Thursday, December 27, 2007

Marketer Asserts Actual Controversy in Russian Vodka Advertising Dispute

This posting was written by William Zale, Editor of CCH Advertising Law Guide.

A vodka marketer seeking to enter the U.S. market by touting the "authentically Russian" character of its product established the existence of an actual controversy for purposes of a declaratory judgment action against the marketer and U.S. importer of the well-established Stolichnaya vodka, the federal district court in New York City has ruled.

"Not Truly Russian"

The vodka marketer (Russian Standard) sought a declaration that it would not violate the Lanham Act through its advertising campaign, highlighting the distinction between its Imperia vodka and Stolichnaya—which Russian Standard had publicly claimed to be "not truly Russian" because some of its production processes occurred in Latvia.

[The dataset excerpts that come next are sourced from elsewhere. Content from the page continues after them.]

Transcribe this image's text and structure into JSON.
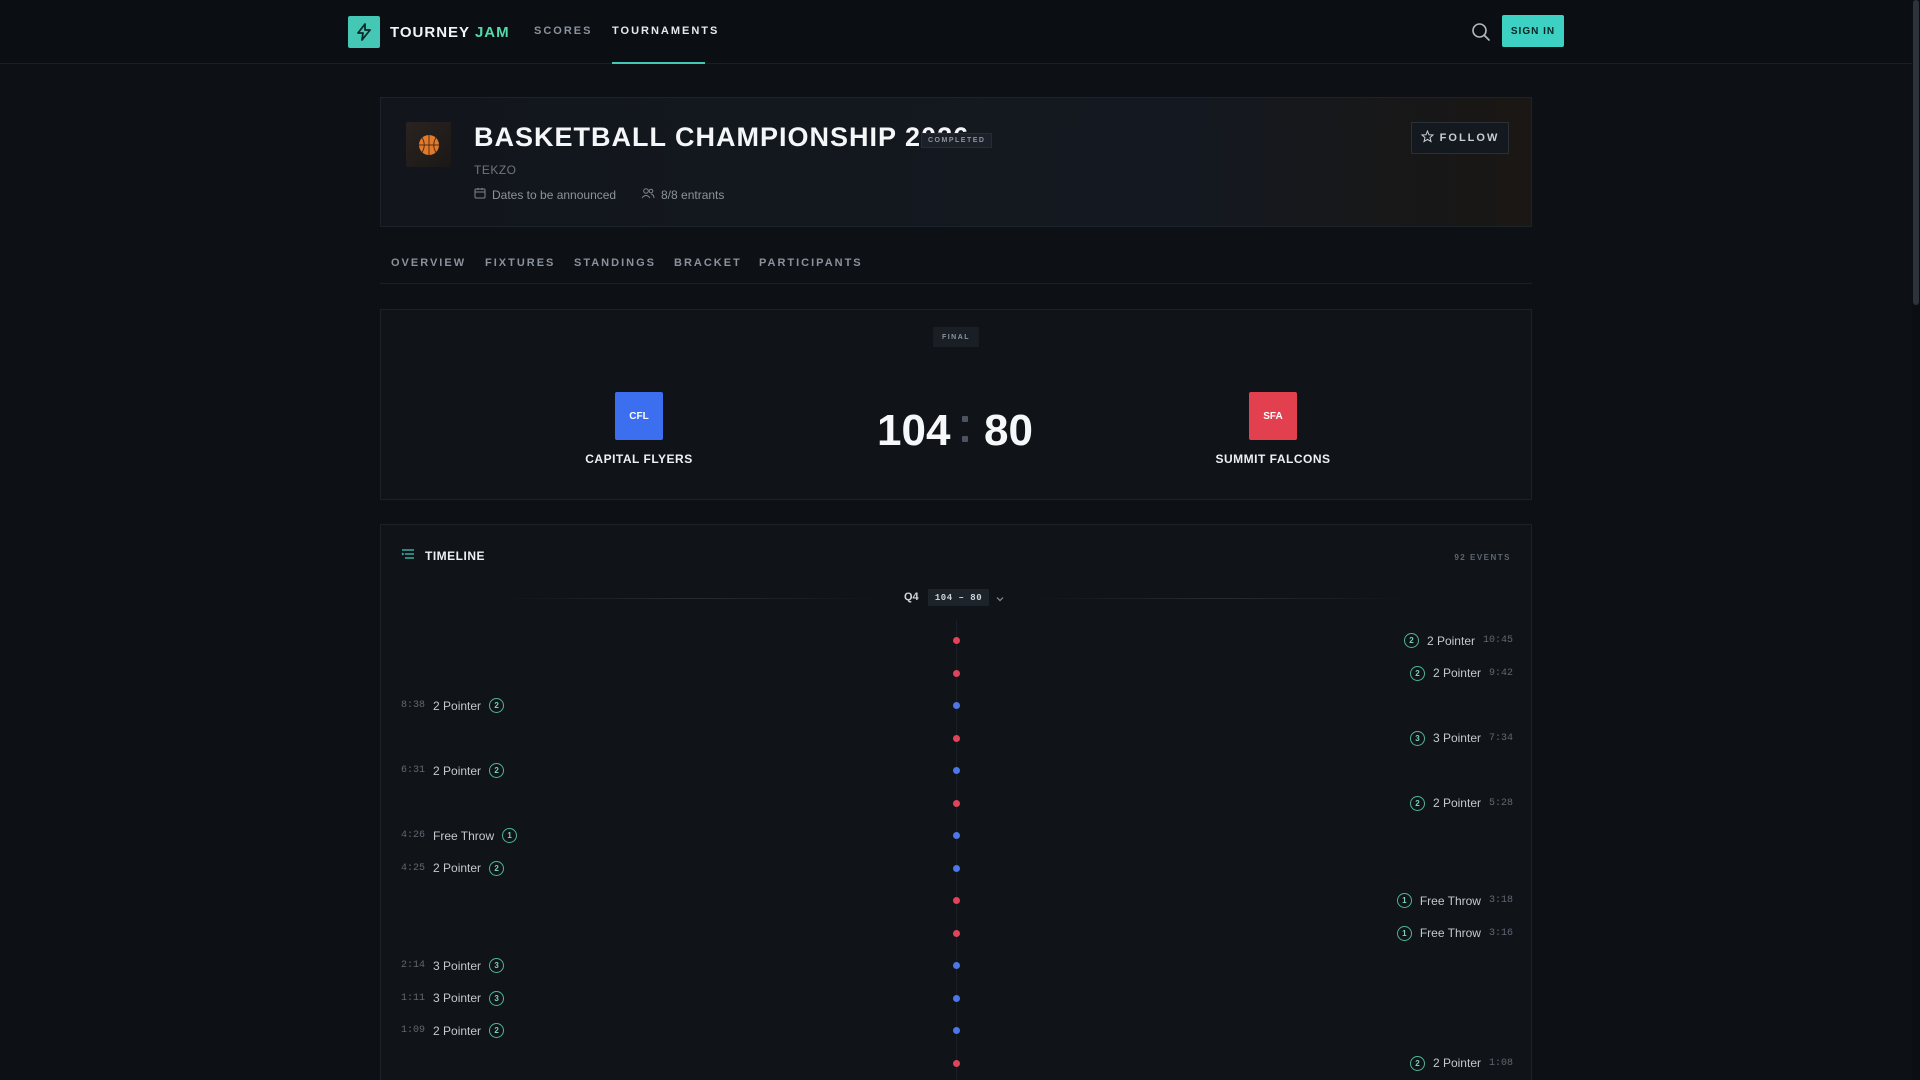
{
  "nav": {
    "logo_word1": "TOURNEY",
    "logo_word2": "JAM",
    "links": [
      "SCORES",
      "TOURNAMENTS"
    ],
    "active": "TOURNAMENTS",
    "signin_label": "SIGN IN",
    "accent_color": "#45c7b6"
  },
  "tournament": {
    "title": "BASKETBALL CHAMPIONSHIP 2026",
    "status": "COMPLETED",
    "organizer": "TEKZO",
    "dates": "Dates to be announced",
    "entrants": "8/8 entrants",
    "follow_label": "FOLLOW",
    "sport_icon": "basketball-icon"
  },
  "tabs": [
    "OVERVIEW",
    "FIXTURES",
    "STANDINGS",
    "BRACKET",
    "PARTICIPANTS"
  ],
  "match": {
    "status": "FINAL",
    "home": {
      "abbr": "CFL",
      "name": "CAPITAL FLYERS",
      "score": "104",
      "color": "#3b6ff0"
    },
    "away": {
      "abbr": "SFA",
      "name": "SUMMIT FALCONS",
      "score": "80",
      "color": "#e2404f"
    }
  },
  "timeline": {
    "title": "TIMELINE",
    "count": "92 EVENTS",
    "period": "Q4",
    "period_score": "104 – 80",
    "events": [
      {
        "side": "right",
        "team": "away",
        "label": "2 Pointer",
        "points": "2",
        "time": "10:45"
      },
      {
        "side": "right",
        "team": "away",
        "label": "2 Pointer",
        "points": "2",
        "time": "9:42"
      },
      {
        "side": "left",
        "team": "home",
        "label": "2 Pointer",
        "points": "2",
        "time": "8:38"
      },
      {
        "side": "right",
        "team": "away",
        "label": "3 Pointer",
        "points": "3",
        "time": "7:34"
      },
      {
        "side": "left",
        "team": "home",
        "label": "2 Pointer",
        "points": "2",
        "time": "6:31"
      },
      {
        "side": "right",
        "team": "away",
        "label": "2 Pointer",
        "points": "2",
        "time": "5:28"
      },
      {
        "side": "left",
        "team": "home",
        "label": "Free Throw",
        "points": "1",
        "time": "4:26"
      },
      {
        "side": "left",
        "team": "home",
        "label": "2 Pointer",
        "points": "2",
        "time": "4:25"
      },
      {
        "side": "right",
        "team": "away",
        "label": "Free Throw",
        "points": "1",
        "time": "3:18"
      },
      {
        "side": "right",
        "team": "away",
        "label": "Free Throw",
        "points": "1",
        "time": "3:16"
      },
      {
        "side": "left",
        "team": "home",
        "label": "3 Pointer",
        "points": "3",
        "time": "2:14"
      },
      {
        "side": "left",
        "team": "home",
        "label": "3 Pointer",
        "points": "3",
        "time": "1:11"
      },
      {
        "side": "left",
        "team": "home",
        "label": "2 Pointer",
        "points": "2",
        "time": "1:09"
      },
      {
        "side": "right",
        "team": "away",
        "label": "2 Pointer",
        "points": "2",
        "time": "1:08"
      }
    ]
  }
}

The marketer (Pernod Ricard) and importer (Allied Domecq) of Stolichnaya had engaged in conduct indicating that there would be a controversy between the parties by sending a cease and desist letter to Russian Standard and initiating a proceeding at the National Advertising Division (CCH Advertising Law Guide ¶62,367). Although Pernod and Allied had waived their right to sue for past statements, the threat of legal action based on Russian Standard's future conduct was sufficiently immediate to create an "actual controversy."

Stay Pending NAD Decision

A motion by Pernod and Allied to stay litigation for 30 days was granted, pending resolution of the relevant issues in the National Advertising Division (NAD) proceeding. Allowing the NAD to provide its expert view on Stolichnaya's authenticity as a Russian vodka would be extremely useful in resolving the case, according to the court.

The November 19 decision is Russian Standard Vodka (USA), Inc. v. Allied Domecq, SD N.Y., CCH Advertising Law Guide ¶62,764.